Ces trois sources interagissent et vont produire différentes manifestations de l’élève : de
l’engagement cognitif de l’élève (qui va montrer persévérance et performance) à son abandon pur et
simple, sanctionné par l’échec.
(cf. un questionnaire sur la qualité motivationnelle d’une séquence à remplir
par les élèves établi par R. Viau : http://correspo.ccdmd.qc.ca/Corr53/Viau.html).
Rolland Viau poursuit ainsi :
"Faire de l’évaluation une composante de l’enseignement qui favorise la
motivation de tous les élèves, y compris ceux qui ont des difficultés
d’apprentissage, se révèle un défi de taille pour un enseignant, d’autant plus
qu’il doit souvent se plier aux règles et aux normes édictées par son
établissement scolaire.
Les six recommandations générales qui suivent pourraient aider les
enseignants à relever ce défi.
1- Choisir des critères d'évaluation sur :
a) les apprentissages réalisés,
b) le progrès accompli,
c) l'effort déployé,
d) les améliorations à apporter.
2- Formuler des commentaires sur les travaux plutôt que se contenter de
les noter.
3- Donner la possibilité à l’élève de savoir non seulement ce sur quoi il a
échoué, mais aussi ce qu’il a bien réussi et ce qu’il doit améliorer.
4- Utiliser un objet d'évaluation qui démontre le processus
d'apprentissage et le progrès accompli par l'élève (p. ex. : le portfolio).

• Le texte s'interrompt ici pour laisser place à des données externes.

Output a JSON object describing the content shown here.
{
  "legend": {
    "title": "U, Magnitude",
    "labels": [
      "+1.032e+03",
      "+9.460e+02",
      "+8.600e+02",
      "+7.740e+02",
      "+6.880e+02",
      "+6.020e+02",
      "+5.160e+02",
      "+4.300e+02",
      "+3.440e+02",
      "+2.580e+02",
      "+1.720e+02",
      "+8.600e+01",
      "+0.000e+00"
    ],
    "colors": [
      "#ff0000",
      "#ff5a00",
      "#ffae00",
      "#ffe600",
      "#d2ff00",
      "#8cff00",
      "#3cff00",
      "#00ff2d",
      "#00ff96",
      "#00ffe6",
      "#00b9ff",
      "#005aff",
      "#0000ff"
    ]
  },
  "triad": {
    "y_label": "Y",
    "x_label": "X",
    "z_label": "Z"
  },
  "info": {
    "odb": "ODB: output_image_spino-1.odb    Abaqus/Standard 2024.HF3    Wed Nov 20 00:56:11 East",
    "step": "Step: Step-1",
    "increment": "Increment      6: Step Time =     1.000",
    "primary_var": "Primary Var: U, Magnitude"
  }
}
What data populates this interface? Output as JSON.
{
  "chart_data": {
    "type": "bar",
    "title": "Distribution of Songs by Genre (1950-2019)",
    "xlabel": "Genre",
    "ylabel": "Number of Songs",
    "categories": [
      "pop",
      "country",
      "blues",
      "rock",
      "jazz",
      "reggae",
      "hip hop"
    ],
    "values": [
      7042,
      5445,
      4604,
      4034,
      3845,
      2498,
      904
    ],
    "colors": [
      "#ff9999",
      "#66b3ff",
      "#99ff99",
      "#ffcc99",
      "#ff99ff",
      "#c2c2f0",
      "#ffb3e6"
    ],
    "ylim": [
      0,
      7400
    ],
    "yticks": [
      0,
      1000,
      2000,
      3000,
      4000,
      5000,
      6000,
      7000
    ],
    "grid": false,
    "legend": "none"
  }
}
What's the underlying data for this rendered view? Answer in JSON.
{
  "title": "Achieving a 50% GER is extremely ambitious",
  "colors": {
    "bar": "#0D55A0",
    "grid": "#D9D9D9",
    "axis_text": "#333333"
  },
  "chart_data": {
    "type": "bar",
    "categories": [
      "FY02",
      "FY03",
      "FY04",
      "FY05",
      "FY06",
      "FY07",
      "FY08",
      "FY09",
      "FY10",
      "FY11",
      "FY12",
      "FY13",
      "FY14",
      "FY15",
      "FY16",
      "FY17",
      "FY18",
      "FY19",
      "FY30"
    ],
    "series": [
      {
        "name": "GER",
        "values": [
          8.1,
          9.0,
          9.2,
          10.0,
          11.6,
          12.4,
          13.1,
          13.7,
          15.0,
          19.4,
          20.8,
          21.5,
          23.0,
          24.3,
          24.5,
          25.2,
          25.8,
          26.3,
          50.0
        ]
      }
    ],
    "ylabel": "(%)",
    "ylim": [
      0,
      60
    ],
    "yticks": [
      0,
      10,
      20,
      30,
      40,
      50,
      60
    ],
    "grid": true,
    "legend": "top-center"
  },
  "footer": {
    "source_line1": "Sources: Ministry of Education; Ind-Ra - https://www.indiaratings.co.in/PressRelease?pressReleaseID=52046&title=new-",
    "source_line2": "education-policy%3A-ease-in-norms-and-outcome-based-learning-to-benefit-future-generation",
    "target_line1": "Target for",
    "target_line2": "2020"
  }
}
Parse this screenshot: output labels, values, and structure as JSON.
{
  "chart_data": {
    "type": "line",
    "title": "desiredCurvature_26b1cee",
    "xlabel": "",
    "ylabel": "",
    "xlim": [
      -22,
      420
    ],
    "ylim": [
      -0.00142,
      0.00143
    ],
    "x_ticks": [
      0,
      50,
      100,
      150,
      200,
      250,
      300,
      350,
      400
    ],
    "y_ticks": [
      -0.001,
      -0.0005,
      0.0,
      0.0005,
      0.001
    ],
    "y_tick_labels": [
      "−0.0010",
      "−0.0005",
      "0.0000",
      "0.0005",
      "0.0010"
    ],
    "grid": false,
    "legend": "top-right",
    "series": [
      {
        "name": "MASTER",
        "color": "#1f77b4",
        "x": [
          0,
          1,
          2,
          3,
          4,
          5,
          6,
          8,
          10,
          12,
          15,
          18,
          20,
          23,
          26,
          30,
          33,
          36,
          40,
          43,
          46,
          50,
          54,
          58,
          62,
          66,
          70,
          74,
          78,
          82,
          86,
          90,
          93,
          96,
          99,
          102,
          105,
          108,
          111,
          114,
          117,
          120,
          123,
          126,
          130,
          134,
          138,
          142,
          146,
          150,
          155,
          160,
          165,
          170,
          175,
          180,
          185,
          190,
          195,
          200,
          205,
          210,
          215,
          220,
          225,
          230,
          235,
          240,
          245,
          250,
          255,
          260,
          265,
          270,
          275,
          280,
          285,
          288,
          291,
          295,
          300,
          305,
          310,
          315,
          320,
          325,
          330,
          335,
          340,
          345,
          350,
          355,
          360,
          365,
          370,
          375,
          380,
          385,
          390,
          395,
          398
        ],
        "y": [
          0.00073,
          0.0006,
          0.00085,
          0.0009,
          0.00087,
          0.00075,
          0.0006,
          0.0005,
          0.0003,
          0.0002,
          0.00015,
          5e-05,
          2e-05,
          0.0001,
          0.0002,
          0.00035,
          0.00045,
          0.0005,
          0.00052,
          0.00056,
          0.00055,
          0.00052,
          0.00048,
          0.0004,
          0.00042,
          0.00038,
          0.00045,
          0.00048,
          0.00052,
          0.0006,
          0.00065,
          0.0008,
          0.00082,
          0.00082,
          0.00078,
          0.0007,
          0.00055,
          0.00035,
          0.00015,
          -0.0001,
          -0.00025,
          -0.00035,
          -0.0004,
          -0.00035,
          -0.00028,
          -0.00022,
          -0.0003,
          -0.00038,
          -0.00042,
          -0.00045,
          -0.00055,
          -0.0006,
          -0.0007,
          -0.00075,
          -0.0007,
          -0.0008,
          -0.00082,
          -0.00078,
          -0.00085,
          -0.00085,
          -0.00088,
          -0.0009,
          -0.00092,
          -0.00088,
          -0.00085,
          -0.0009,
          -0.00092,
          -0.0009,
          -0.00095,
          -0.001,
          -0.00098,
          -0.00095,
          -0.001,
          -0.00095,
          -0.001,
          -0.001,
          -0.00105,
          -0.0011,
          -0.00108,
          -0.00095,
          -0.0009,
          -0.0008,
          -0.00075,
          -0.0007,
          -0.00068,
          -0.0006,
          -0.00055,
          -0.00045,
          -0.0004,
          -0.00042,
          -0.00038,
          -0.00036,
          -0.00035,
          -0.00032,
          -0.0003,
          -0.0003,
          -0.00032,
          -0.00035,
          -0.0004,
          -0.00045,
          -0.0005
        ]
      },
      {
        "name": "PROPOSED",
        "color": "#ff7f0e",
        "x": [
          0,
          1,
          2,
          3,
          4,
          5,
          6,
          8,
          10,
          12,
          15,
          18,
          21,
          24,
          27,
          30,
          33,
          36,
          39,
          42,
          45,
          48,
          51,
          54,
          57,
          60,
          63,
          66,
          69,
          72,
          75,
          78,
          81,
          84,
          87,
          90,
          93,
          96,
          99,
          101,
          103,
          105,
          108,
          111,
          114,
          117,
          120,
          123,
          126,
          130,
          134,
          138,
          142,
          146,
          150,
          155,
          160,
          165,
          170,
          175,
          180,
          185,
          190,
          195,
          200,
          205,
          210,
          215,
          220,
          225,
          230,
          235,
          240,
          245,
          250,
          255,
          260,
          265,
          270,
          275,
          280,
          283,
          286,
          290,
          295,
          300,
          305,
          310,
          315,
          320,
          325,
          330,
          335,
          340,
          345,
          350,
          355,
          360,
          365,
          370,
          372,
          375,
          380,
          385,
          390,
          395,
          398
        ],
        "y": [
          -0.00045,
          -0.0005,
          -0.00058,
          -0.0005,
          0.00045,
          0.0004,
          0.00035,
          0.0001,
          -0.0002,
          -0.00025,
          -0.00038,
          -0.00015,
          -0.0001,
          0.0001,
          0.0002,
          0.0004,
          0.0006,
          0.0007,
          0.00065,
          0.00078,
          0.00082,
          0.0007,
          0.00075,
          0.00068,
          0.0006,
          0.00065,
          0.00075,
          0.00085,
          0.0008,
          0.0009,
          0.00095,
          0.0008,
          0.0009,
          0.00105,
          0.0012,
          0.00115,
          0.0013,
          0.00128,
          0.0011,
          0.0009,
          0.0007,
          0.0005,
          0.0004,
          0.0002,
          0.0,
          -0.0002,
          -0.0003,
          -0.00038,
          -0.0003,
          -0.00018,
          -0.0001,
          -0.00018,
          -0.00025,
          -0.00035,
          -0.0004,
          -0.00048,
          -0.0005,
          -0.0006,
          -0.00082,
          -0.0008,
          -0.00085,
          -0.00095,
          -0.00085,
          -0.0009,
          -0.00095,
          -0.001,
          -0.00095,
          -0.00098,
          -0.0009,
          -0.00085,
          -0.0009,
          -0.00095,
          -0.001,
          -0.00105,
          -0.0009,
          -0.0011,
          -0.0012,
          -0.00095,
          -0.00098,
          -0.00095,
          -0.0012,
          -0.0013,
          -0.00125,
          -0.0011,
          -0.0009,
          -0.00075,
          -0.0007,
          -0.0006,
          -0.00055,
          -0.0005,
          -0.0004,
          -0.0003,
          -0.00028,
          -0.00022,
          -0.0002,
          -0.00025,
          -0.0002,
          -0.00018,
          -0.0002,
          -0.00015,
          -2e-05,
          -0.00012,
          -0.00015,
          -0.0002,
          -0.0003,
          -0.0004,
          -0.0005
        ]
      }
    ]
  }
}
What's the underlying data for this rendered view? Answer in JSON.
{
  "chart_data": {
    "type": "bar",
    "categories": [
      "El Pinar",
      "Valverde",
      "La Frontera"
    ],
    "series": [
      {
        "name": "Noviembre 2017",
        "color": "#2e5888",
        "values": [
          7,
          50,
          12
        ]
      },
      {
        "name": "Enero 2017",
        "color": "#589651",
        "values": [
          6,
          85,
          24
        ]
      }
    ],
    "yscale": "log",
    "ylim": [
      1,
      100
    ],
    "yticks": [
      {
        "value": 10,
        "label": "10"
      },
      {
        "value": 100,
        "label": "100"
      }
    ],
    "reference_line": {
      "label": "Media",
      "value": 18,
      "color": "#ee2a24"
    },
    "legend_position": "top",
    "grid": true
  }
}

5- Fournir à l’élève des outils qui lui permettront de s’autoévaluer.
6- Adopter une pratique évaluative qui élimine le plus possible la
compétition et la comparaison.
Ces recommandations ne résoudront sûrement pas tous les problèmes
motivationnels que l’évaluation provoque chez un grand nombre d’élèves.
Elles montrent cependant qu’il est possible d’amener l’élève à considérer
l’évaluation en classe non pas comme un simple instrument de sanction ou de
sélection, mais aussi comme un moyen d’apprécier plus adéquatement ce
qu’il a appris et ce qu’il lui reste à apprendre".